The Home Jar

Stories

2013 INDIES Finalist
Finalist, Short Stories (Adult Fiction)

Sensuous prose teases out peculiarities in ostensibly conventional host of characters.

“Life itself … just prolong[s] the inevitable” reflects a character in Flannery O’Connor Award recipient Nancy Zafris’s (The People I Know, 2009) latest collection of stories, a darkly luminescent compilation which succeeds in inverting the notion that human lives follow ordinary paths. Such outwardly macabre statements are at home in the mouths of her eclectic characters, many of whom nevertheless choose vivacity over despondence.

Outwardly, Zafris’s characters are prosaic folks, living in or traveling through uncelebrated backwaters, employed without much distinction. There are farmers, graduate students, and flight attendants amongst them, but the author chips away at these veneers to afford readers a glimpse of the teeming depths beneath their surfaces.
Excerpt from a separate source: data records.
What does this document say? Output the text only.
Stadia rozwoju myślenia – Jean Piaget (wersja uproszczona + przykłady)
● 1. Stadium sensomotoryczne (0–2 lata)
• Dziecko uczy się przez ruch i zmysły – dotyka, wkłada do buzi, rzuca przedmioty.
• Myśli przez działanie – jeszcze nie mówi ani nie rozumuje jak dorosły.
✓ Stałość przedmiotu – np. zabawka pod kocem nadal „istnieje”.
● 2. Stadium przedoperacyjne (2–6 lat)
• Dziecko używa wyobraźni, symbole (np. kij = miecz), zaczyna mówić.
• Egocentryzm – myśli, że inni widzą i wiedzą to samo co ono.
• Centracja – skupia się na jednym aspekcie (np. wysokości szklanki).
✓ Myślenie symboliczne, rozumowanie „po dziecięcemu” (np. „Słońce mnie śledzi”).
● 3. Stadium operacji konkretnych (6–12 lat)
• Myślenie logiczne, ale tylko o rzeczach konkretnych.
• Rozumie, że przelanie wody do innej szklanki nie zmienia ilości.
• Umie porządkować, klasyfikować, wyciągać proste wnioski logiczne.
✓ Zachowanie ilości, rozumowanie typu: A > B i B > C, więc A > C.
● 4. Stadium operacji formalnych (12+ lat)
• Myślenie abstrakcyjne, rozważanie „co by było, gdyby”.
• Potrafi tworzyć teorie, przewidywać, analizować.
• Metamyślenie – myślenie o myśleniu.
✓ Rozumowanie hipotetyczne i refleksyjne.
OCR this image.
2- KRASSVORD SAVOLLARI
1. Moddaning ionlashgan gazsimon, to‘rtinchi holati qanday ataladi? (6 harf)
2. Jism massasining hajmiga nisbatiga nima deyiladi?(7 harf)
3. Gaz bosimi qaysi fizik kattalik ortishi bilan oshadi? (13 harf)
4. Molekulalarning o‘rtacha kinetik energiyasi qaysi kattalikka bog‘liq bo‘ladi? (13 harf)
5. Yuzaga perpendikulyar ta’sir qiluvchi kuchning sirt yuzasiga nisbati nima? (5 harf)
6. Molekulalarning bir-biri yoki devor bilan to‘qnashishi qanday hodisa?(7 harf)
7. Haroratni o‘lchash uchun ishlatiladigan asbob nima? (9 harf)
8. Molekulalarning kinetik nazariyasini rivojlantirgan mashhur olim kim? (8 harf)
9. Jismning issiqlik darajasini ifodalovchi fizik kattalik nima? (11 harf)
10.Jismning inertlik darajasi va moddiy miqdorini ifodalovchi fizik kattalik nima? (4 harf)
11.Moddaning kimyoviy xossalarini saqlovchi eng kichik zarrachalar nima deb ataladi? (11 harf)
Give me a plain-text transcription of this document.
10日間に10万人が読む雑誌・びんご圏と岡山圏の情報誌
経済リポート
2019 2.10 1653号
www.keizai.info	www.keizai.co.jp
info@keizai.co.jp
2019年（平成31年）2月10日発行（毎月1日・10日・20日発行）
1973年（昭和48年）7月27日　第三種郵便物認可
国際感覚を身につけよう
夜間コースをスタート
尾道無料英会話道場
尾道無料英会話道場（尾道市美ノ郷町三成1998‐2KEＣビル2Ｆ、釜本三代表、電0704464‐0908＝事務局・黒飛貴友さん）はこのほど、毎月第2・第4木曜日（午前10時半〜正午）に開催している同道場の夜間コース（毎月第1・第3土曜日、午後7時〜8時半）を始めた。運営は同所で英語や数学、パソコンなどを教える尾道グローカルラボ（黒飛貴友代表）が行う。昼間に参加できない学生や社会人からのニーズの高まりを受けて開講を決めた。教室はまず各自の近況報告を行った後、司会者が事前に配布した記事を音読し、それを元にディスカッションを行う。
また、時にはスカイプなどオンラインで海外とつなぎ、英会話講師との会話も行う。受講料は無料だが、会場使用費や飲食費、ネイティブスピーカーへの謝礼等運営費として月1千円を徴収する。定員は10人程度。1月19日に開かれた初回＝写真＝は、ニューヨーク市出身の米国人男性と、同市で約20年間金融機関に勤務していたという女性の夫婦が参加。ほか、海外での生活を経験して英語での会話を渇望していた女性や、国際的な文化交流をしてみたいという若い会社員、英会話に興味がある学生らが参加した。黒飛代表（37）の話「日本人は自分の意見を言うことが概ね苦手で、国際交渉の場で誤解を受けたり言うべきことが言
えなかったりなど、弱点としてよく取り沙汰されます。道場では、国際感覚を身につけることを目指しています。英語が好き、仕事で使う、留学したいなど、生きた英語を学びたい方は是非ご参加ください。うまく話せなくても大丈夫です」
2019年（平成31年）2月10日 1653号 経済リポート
In the title story, an African immigrant withstands a hotel porter’s standard tribulations, his outward cheer fed by the knowledge that the cash he receives from querulous guests flows straight to a cache intended for his beloved back home. “Furgus Welcomes You” follows a housewife as the confines of her small Midwestern town become too unbearable, its boundaries tightening around her until she’s forced to take action. In “Stealing the Llama Farm,” the act through which the protagonist moves to declare his love is both gruesome and final. “Prix Fixe” focuses on a once celebrated chef now relegated to an unimpressive hotel kitchen, and in “Digging the Hole,” cantankerous Jarmilla returns to the site where, years ago, a career spent secreting unwanted folks away enabled her to make an atrocious, life-altering decision.

While these pages will prompt some to draw comparisons—to Flannery O’Connor via the grotesque, or to William Trevor, owing to frequent melancholia—Zafris’s pages possess a particular dynamism which resists similitude. Readers will move from tale to tale with undiminished fascination as Zafris breathes life into her ostensibly conventional host of characters, her sensuous prose teasing out their peculiarities even as it illuminates locales which the eye might otherwise pass over. Phrases such as “the forest panted out its beefy halitosis” and “she was touching living death, and the feel of it was bituminous, hard and soft” are both chilling and evocative, and are well-complimented by eerie allusions elsewhere. “The sun faces a sad journey over this country,” comments a character in “White’s Lake,” one of many innocuous phrases which may, in their context, send readers diving under the covers.

A complex collection, at turns unsettling, provocative, and invigorating—and sometimes, all at once—The Home Jar resonates throughout. It’s an unerringly veracious offering from a writer of impressive skill.

Reviewed by Michelle Anne Schingler

Disclosure: This article is not an endorsement, but a review. The publisher of this book provided free copies of the book to have their book reviewed by a professional reviewer. No fee was paid by the publisher for this review. Foreword Reviews only recommends books that we love. Foreword Magazine, Inc. is disclosing this in accordance with the Federal Trade Commission’s 16 CFR, Part 255.